Brief overview of the methodology:

  • The OPTIMAL-AKI (OPTIMAL Selection for and Timing to Start Renal Replacement in Critically Ill Older Patients with Acute Kidney Injury) study was a multi-center prospective observational cohort study conducted in ICUs at 16 academic/tertiary hospitals across Canada.
  • OPTIMAL-AKI recruited older ICU patients with severe AKI and a high likelihood of receiving renal replacement therapy. Specific inclusion criteria were age ≥65 years and severe AKI.
  • Primary exposure was receipt of renal replacement therapy and secondary exposure was the reported willingness by the attending physician to offer renal replacement therapy.
  • The primary study outcome was 90-day all-cause mortality.
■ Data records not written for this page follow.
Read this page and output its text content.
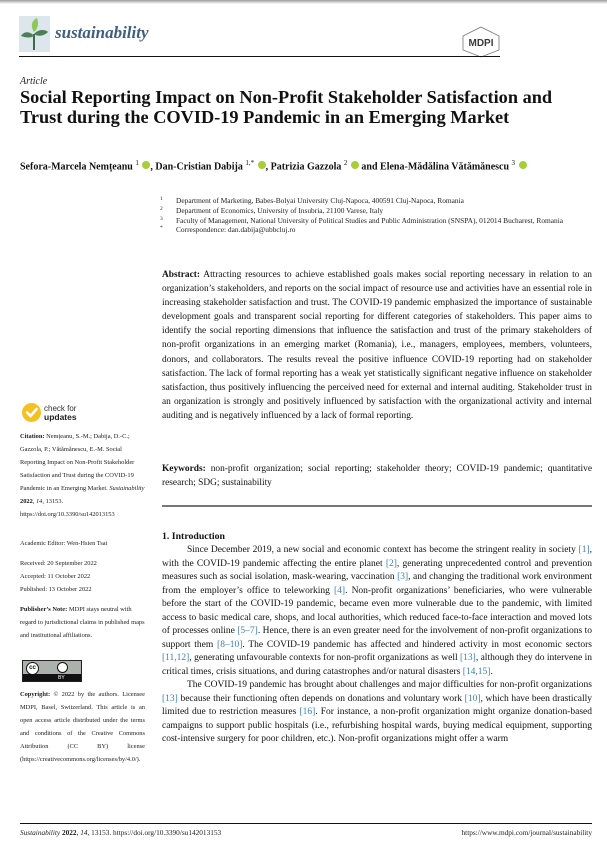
sustainability
MDPI
Article
Social Reporting Impact on Non-Profit Stakeholder Satisfaction and Trust during the COVID-19 Pandemic in an Emerging Market
Sefora-Marcela Nemțeanu $^1$ , Dan-Cristian Dabija $^{1,*}$ , Patrizia Gazzola $^2$  and Elena-Mădălina Vătămănescu $^3$
1 Department of Marketing, Babes-Bolyai University Cluj-Napoca, 400591 Cluj-Napoca, Romania
2 Department of Economics, University of Insubria, 21100 Varese, Italy
3 Faculty of Management, National University of Political Studies and Public Administration (SNSPA), 012014 Bucharest, Romania
* Correspondence: dan.dabija@ubbcluj.ro
Abstract: Attracting resources to achieve established goals makes social reporting necessary in relation to an organization’s stakeholders, and reports on the social impact of resource use and activities have an essential role in increasing stakeholder satisfaction and trust. The COVID-19 pandemic emphasized the importance of sustainable development goals and transparent social reporting for different categories of stakeholders. This paper aims to identify the social reporting dimensions that influence the satisfaction and trust of the primary stakeholders of non-profit organizations in an emerging market (Romania), i.e., managers, employees, members, volunteers, donors, and collaborators. The results reveal the positive influence COVID-19 reporting had on stakeholder satisfaction. The lack of formal reporting has a weak yet statistically significant negative influence on stakeholder satisfaction, thus positively influencing the perceived need for external and internal auditing. Stakeholder trust in an organization is strongly and positively influenced by satisfaction with the organizational activity and internal auditing and is negatively influenced by a lack of formal reporting.
Keywords: non-profit organization; social reporting; stakeholder theory; COVID-19 pandemic; quantitative research; SDG; sustainability
check for
updates
Citation: Nemțeanu, S.-M.; Dabija, D.-C.; Gazzola, P.; Vătămănescu, E.-M. Social Reporting Impact on Non-Profit Stakeholder Satisfaction and Trust during the COVID-19 Pandemic in an Emerging Market. Sustainability 2022, 14, 13153. https://doi.org/10.3390/su142013153
Academic Editor: Wen-Hsien Tsai
Received: 20 September 2022
Accepted: 11 October 2022
Published: 13 October 2022
Publisher’s Note: MDPI stays neutral with regard to jurisdictional claims in published maps and institutional affiliations.
cc
BY
Copyright: © 2022 by the authors. Licensee MDPI, Basel, Switzerland. This article is an open access article distributed under the terms and conditions of the Creative Commons Attribution (CC BY) license (https://creativecommons.org/licenses/by/4.0/).
1. Introduction

Since December 2019, a new social and economic context has become the stringent reality in society [1], with the COVID-19 pandemic affecting the entire planet [2], generating unprecedented control and prevention measures such as social isolation, mask-wearing, vaccination [3], and changing the traditional work environment from the employer’s office to teleworking [4]. Non-profit organizations’ beneficiaries, who were vulnerable before the start of the COVID-19 pandemic, became even more vulnerable due to the pandemic, with limited access to basic medical care, shops, and local authorities, which reduced face-to-face interaction and moved lots of processes online [5–7]. Hence, there is an even greater need for the involvement of non-profit organizations to support them [8–10]. The COVID-19 pandemic has affected and hindered activity in most economic sectors [11,12], generating unfavourable contexts for non-profit organizations as well [13], although they do intervene in critical times, crisis situations, and during catastrophes and/or natural disasters [14,15].

The COVID-19 pandemic has brought about challenges and major difficulties for non-profit organizations [13] because their functioning often depends on donations and voluntary work [10], which have been drastically limited due to restriction measures [16]. For instance, a non-profit organization might organize donation-based campaigns to support public hospitals (i.e., refurbishing hospital wards, buying medical equipment, supporting cost-intensive surgery for poor children, etc.). Non-profit organizations might offer a warm

Sustainability 2022, 14, 13153. https://doi.org/10.3390/su142013153	https://www.mdpi.com/journal/sustainability
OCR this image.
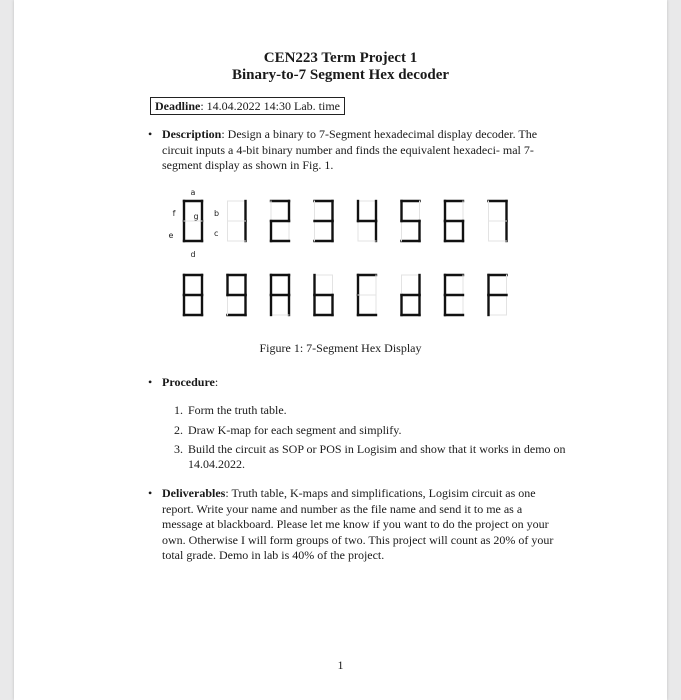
CEN223 Term Project 1
Binary-to-7 Segment Hex decoder
Deadline: 14.04.2022 14:30 Lab. time
• Description: Design a binary to 7-Segment hexadecimal display decoder. The circuit inputs a 4-bit binary number and finds the equivalent hexadeci- mal 7-segment display as shown in Fig. 1.
a
b
c
d
e
f g
Figure 1: 7-Segment Hex Display
• Procedure:
1. Form the truth table.
2. Draw K-map for each segment and simplify.
3. Build the circuit as SOP or POS in Logisim and show that it works in demo on 14.04.2022.
• Deliverables: Truth table, K-maps and simplifications, Logisim circuit as one report. Write your name and number as the file name and send it to me as a message at blackboard. Please let me know if you want to do the project on your own. Otherwise I will form groups of two. This project will count as 20% of your total grade. Demo in lab is 40% of the project.
1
Secondary outcomes were: mortality in-hospital and at 12-months; renal replacement therapy dependence at hospital discharge and at 12-months; health-related quality-of-life at 6-months and 12-months; and re-hospitalization through 12-months.

Potential impact of findings on clinical practice/patient care and how this impact might be measured:

  • The OPTIMAL-AKI study highlights the challenges and nuances around decision-making for renal replacement therapy initiation in older ICU patients.
  • While select older patients may derive clinical benefit from starting renal replacement therapy, such decisions should ideally be juxtaposed with the potential intermediate and long-term implications.
  • Important patient-centered considerations of renal replacement therapy treatment in the ICU include failure to recover kidney function and development of new or worsened chronic kidney disease or end-stage kidney disease with chronic dialysis dependence, which is also associated with greater impairment in quality-of-life.

Remaining knowledge/research gaps:

  • Frailty was more prevalent among older patients in whom clinicians were less willing to offer renal replacement therapy and among those who did not receive therapy; however, frailty was not associated with 90-day mortality or dialysis dependence.
  • Future work should aim to describe how frailty may modify clinicians’ approach to advanced organ support, such as renal replacement therapy, among older patients admitted to ICU.